During the 1990s organizational management and the surrounding research have witnessed two key areas of revolutionary change: the realization of the central role of enterprise information asset management, and the renewed appreciation of the benefits of business process analysis (Teng, 1995). During the course of the last decade, there has been a dramatically marked shift in recognizing the importance of information sources and valuing those for their strategic role in enterprise management.

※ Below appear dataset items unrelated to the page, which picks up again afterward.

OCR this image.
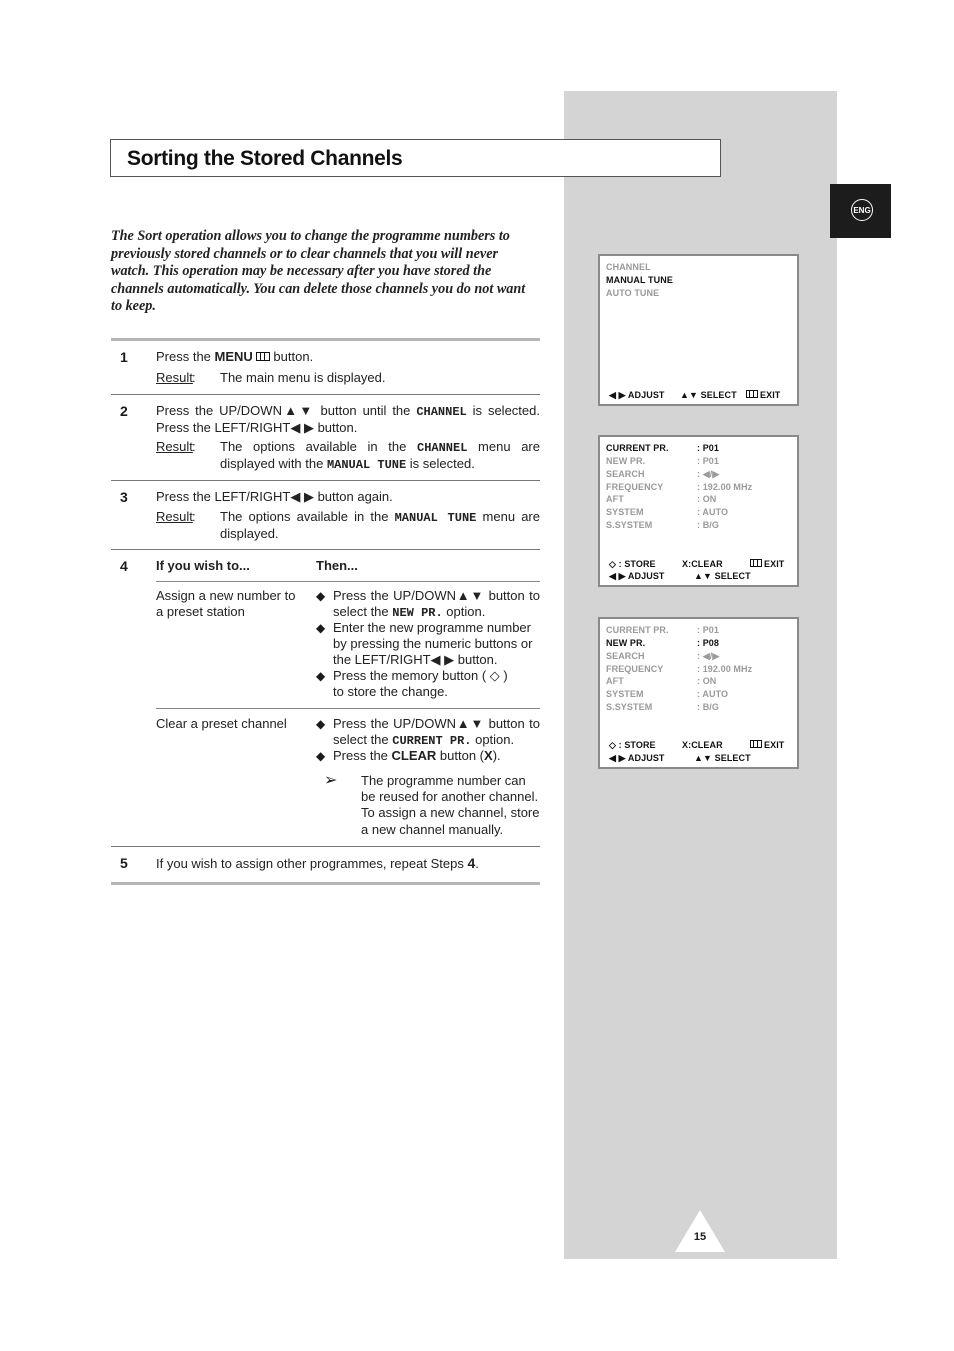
ENG
Sorting the Stored Channels
The Sort operation allows you to change the programme numbers to previously stored channels or to clear channels that you will never watch. This operation may be necessary after you have stored the channels automatically. You can delete those channels you do not want to keep.
1 Press the MENU button.
Result : The main menu is displayed.
2 Press the UP/DOWN▲▼ button until the CHANNEL is selected. Press the LEFT/RIGHT◀ ▶ button.
Result : The options available in the CHANNEL menu are displayed with the MANUAL TUNE is selected.
3 Press the LEFT/RIGHT◀ ▶ button again.
Result : The options available in the MANUAL TUNE menu are displayed.
4 If you wish to...	Then...
Assign a new number to a preset station
◆ Press the UP/DOWN▲▼ button to select the NEW PR. option.
◆ Enter the new programme number by pressing the numeric buttons or the LEFT/RIGHT◀ ▶ button.
◆ Press the memory button ( ◇ )
to store the change.
Clear a preset channel	◆ Press the UP/DOWN▲▼ button to select the CURRENT PR. option.
◆ Press the CLEAR button (X).
➢ The programme number can be reused for another channel. To assign a new channel, store a new channel manually.
5 If you wish to assign other programmes, repeat Steps 4.
CHANNEL
MANUAL TUNE
AUTO TUNE
◀ ▶ ADJUST ▲▼ SELECT	EXIT
CURRENT PR.	: P01
NEW PR.	: P01
SEARCH	: ◀/▶
FREQUENCY	: 192.00 MHz
AFT	: ON
SYSTEM	: AUTO
S.SYSTEM	: B/G
◇ : STORE	X:CLEAR	EXIT
◀ ▶ ADJUST	▲▼ SELECT
CURRENT PR.	: P01
NEW PR.	: P08
SEARCH	: ◀/▶
FREQUENCY	: 192.00 MHz
AFT	: ON
SYSTEM	: AUTO
S.SYSTEM	: B/G
◇ : STORE	X:CLEAR	EXIT
◀ ▶ ADJUST	▲▼ SELECT
15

There has been much debate and discussion in the professional literature amongst theoreticians as well as practicing professionals as to what constitutes corporate information assets, how best to define those, and what are the direct and indirect values that can be attributed to those assets. These discussions inherently convey an important shift in perspective, and demarcate a new era of enterprise research; by stating that there is a critical relationship between information asset management and the overall success of enterprise management. While in the past most authors might have implied that any improvement in the efficiency of corporate information asset management could have resulted in improved overall corporate performance, the new research would draw a closer and more direct causal relationship between the two. Yet attaching values to these assets has appeared to be challenging and often cumbersome. Financial planning, prompted by increased attention to information assets as part of the enterprise, often continues to rely on technical measures of asset management such as data storage capacity and network throughput. Potential financial gains to be made through the improved efficiency of quick, reliable access to correct information remain elusive because they are hard to measure and report. Our model was developed in part to offer a way of measuring the use of information as an integral part of business processes.